Artemisa hizo como si tuviera arcadas.
—¡Basta ya, hermana! —dijo Apolo—. ¡Tú también estás en un buen lío!
—Solo porque seguí en contacto con mis cazadoras en contra de los deseos de Zeus —dijo Artemisa—. Pero siempre puedo utilizar mi encanto para convencer a padre de que me perdone. Él no puede estar enfadado conmigo mucho tiempo. Eres tú el que me preocupa.
—¡Yo también estoy preocupado por mí! —convino Apolo—. Tenemos que hacer algo. No podemos matar a Octavian. Hum. Tal vez deberíamos matar a estos semidioses.
—Alto ahí, Señor Músico —Leo resistió el deseo de esconderse detrás de Frank y gritar: « ¡Cárguese al canadiense grandullón!» —. Estamos de su parte, ¿recuerda? ¿Por qué quiere matarnos?
—¡Podría hacerme sentir mejor! —dijo Apolo—. ¡Tengo que hacer algo!
—¡Basta ya, por favor escúchanos!— exigió la rubia reprimiendo todos sus malos sentimientos—. Padre, Leo tiene un plan. Estoy segura que cuando escuches podrás entender.
—Tienes suerte de tener a mi hija de tu lado —lo apuntó Apolo—. ¡Habla!
Les explicó que Hera los había guiado hasta Delos y que Niké les había especificado los ingredientes de la cura del médico.
—¿La cura del médico? —Apolo se levantó e hizo pedazos el ukelele contra las piedras—. ¿Es ese vuestro plan?
Leo levantó las manos.
—Oiga, normalmente estoy a favor de romper ukeleles, pero...
—¡No puedo ayudaros! —gritó Apolo—. ¡Si os revelara el secreto de la cura del médico, Zeus no me perdonaría jamás!
—Ya está en un aprieto —señaló Leo—. ¿Qué puede empeorar?
Apolo le lanzó una mirada furibunda.
—Si supieras de lo que es capaz mi padre, mortal, no lo preguntarías.

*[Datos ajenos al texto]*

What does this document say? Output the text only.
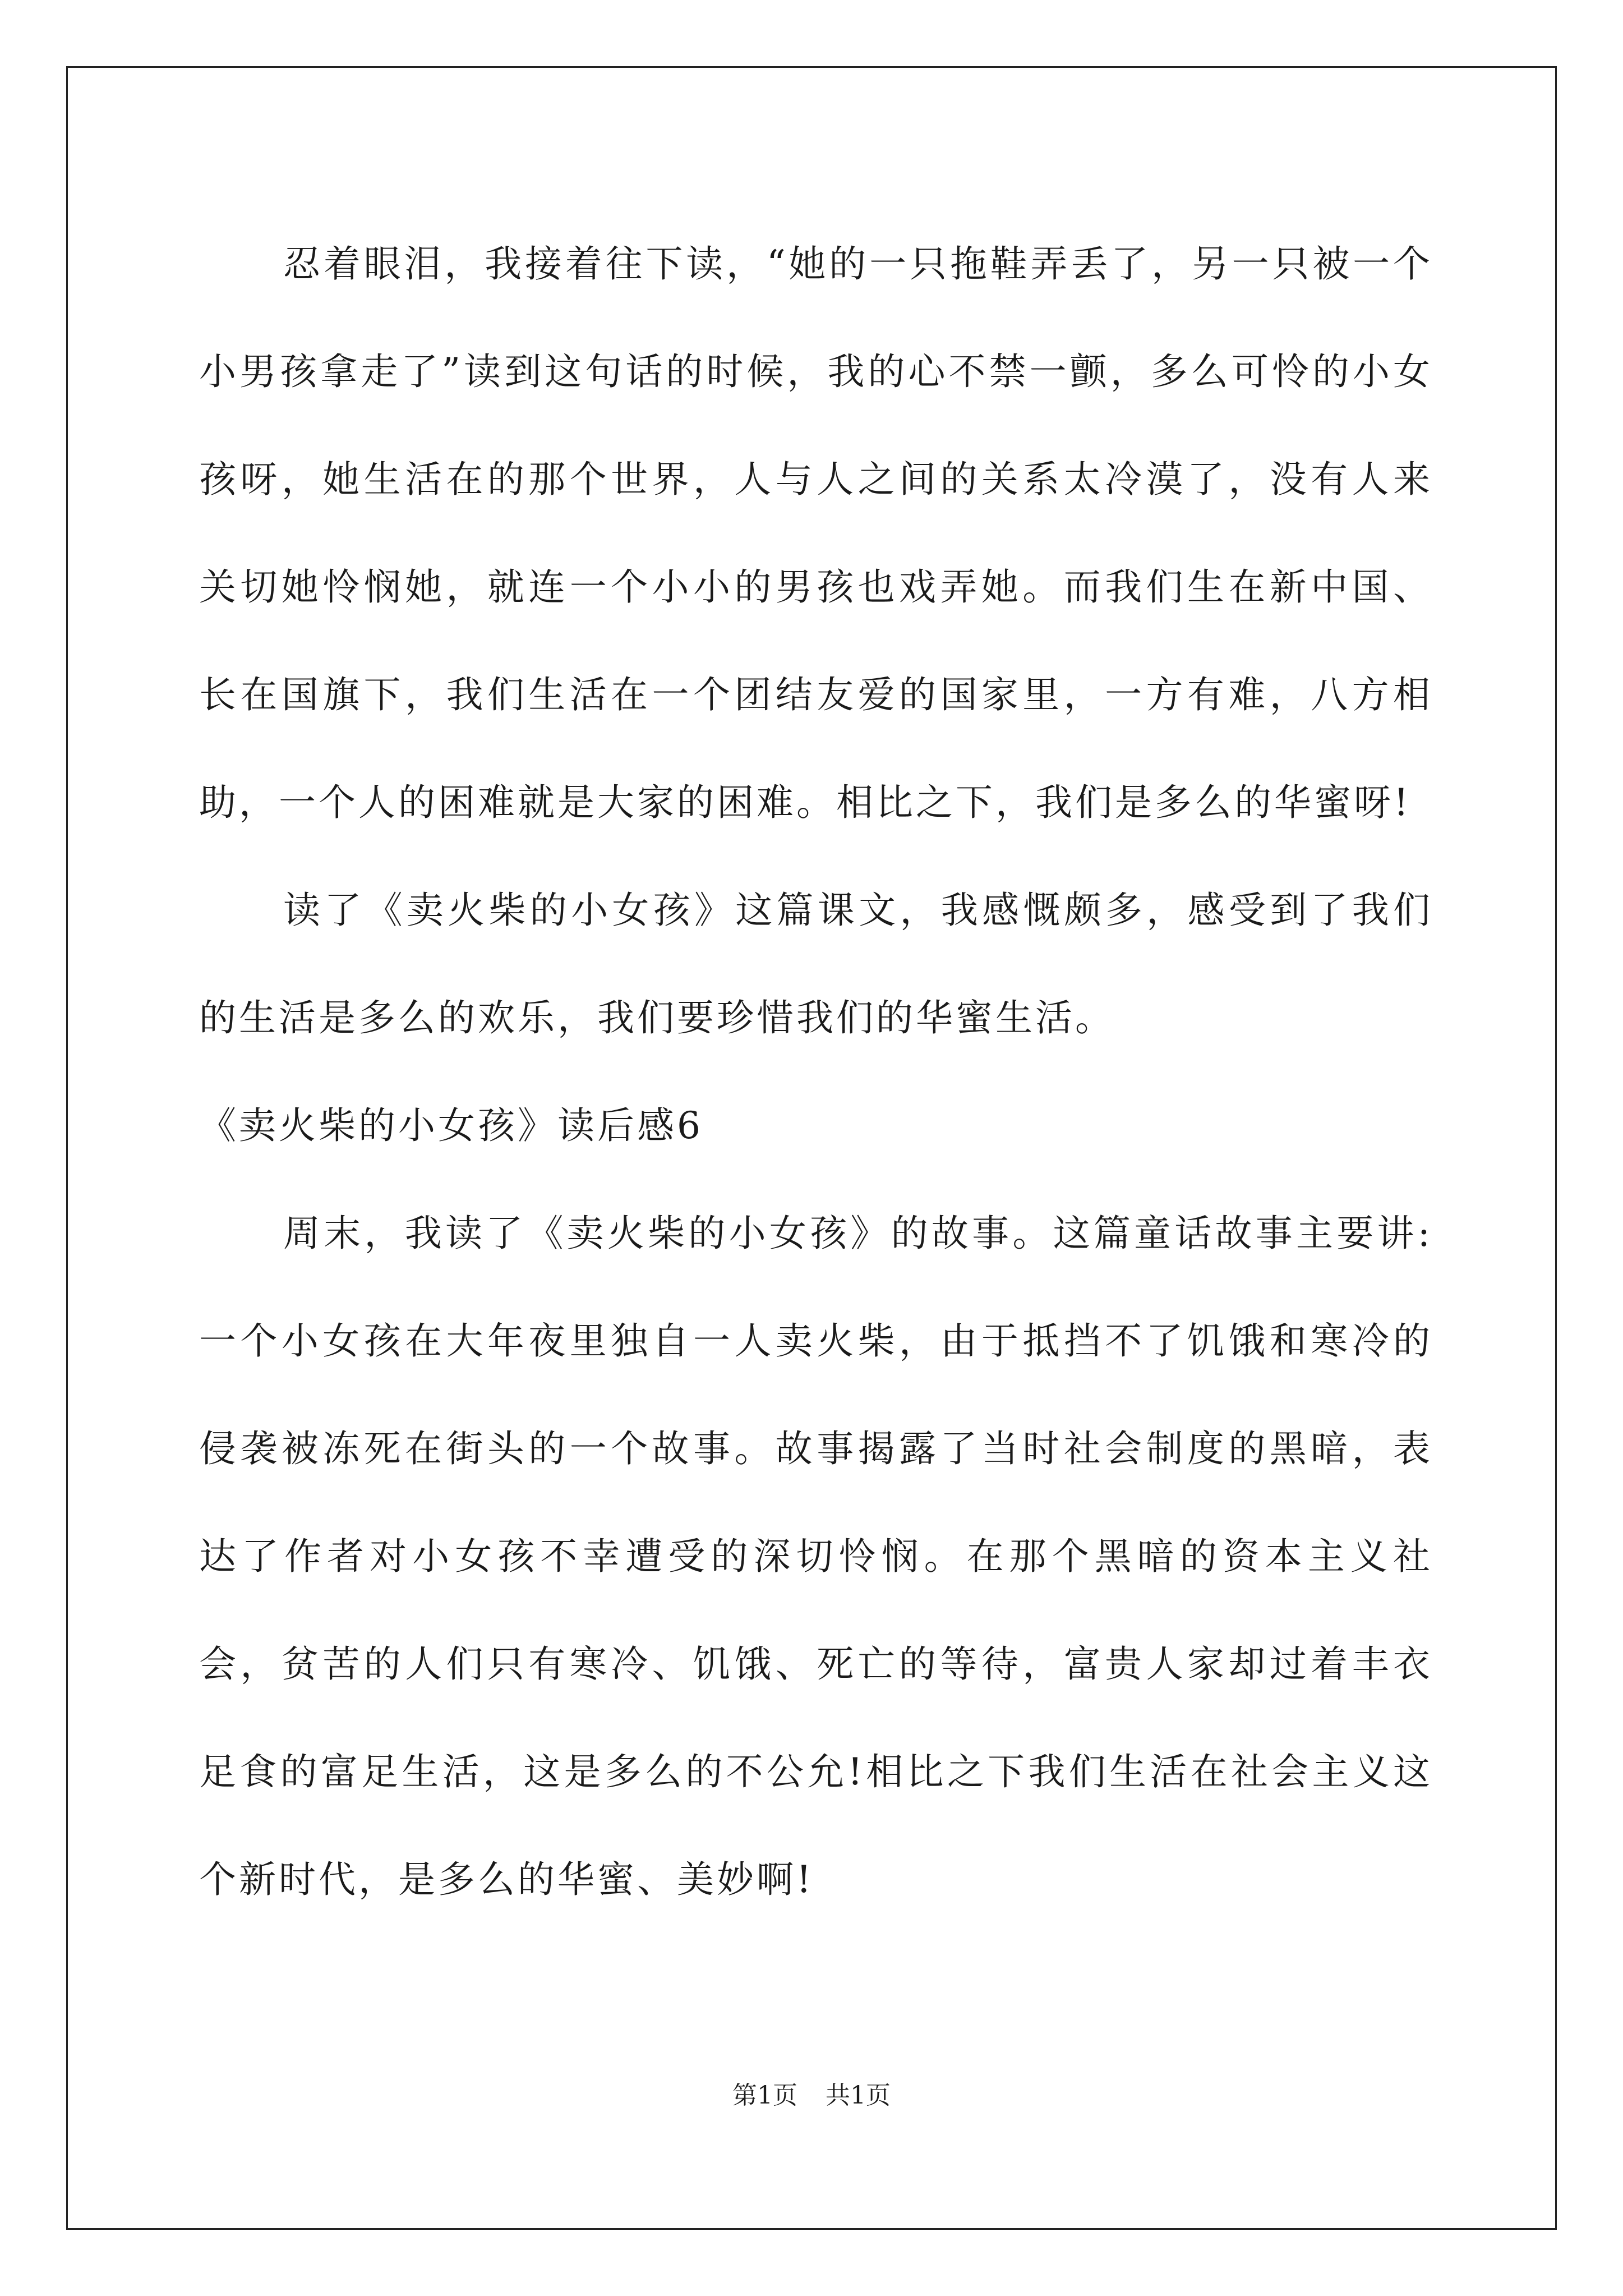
忍着眼泪，我接着往下读，“她的一只拖鞋弄丢了，另一只被一个小男孩拿走了”读到这句话的时候，我的心不禁一颤，多么可怜的小女孩呀，她生活在的那个世界，人与人之间的关系太冷漠了，没有人来关切她怜悯她，就连一个小小的男孩也戏弄她。而我们生在新中国、长在国旗下，我们生活在一个团结友爱的国家里，一方有难，八方相助，一个人的困难就是大家的困难。相比之下，我们是多么的华蜜呀!

读了《卖火柴的小女孩》这篇课文，我感慨颇多，感受到了我们的生活是多么的欢乐，我们要珍惜我们的华蜜生活。

《卖火柴的小女孩》读后感6

周末，我读了《卖火柴的小女孩》的故事。这篇童话故事主要讲:一个小女孩在大年夜里独自一人卖火柴，由于抵挡不了饥饿和寒冷的侵袭被冻死在街头的一个故事。故事揭露了当时社会制度的黑暗，表达了作者对小女孩不幸遭受的深切怜悯。在那个黑暗的资本主义社会，贫苦的人们只有寒冷、饥饿、死亡的等待，富贵人家却过着丰衣足食的富足生活，这是多么的不公允!相比之下我们生活在社会主义这个新时代，是多么的华蜜、美妙啊!

第1页 共1页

Sería más fácil si os aniquilase a todos. Tal vez eso complaciera a Zeus...
—Hermano... —dijo Artemisa.
—Menos a ti, hija, por supuesto...
—¡Hermano!
Los mellizos se miraron fijamente y mantuvieron una discusión silenciosa.
Aparentemente, Artemisa ganó. Apolo dejó escapar un suspiro y lanzó el ukelele roto a través del escenario de una patada.
Artemisa se puso en pie.
—Ginevra Paris, Frank Zhang, venid conmigo. Hay cosas que debéis saber sobre la Duodécima Legión. En cuanto a ti, Leo Valdez... —la diosa volvió la mirada hacia él—. Apolo te escuchará. A ver si podéis llegar a un acuerdo. A mi hermano siempre le gustan los buenos tratos.
La rubia quiso protestar. "¿Por qué un extraño y su propia hija no?", pensó. Pero si la mismísima Diana la llamaba por algo, debía acatar.
Frank y Paris lo miraron como diciendo: « Por favor, no te mueras» . A continuación siguieron a Artemisa por la escalera del anfiteatro y desaparecieron detrás de la cima de la colina.
Rayos, esa habría sido una buena ocasión para revelar sus sentimientos... Quizás para cuando volvieran, Apolo habría cumplido su capricho.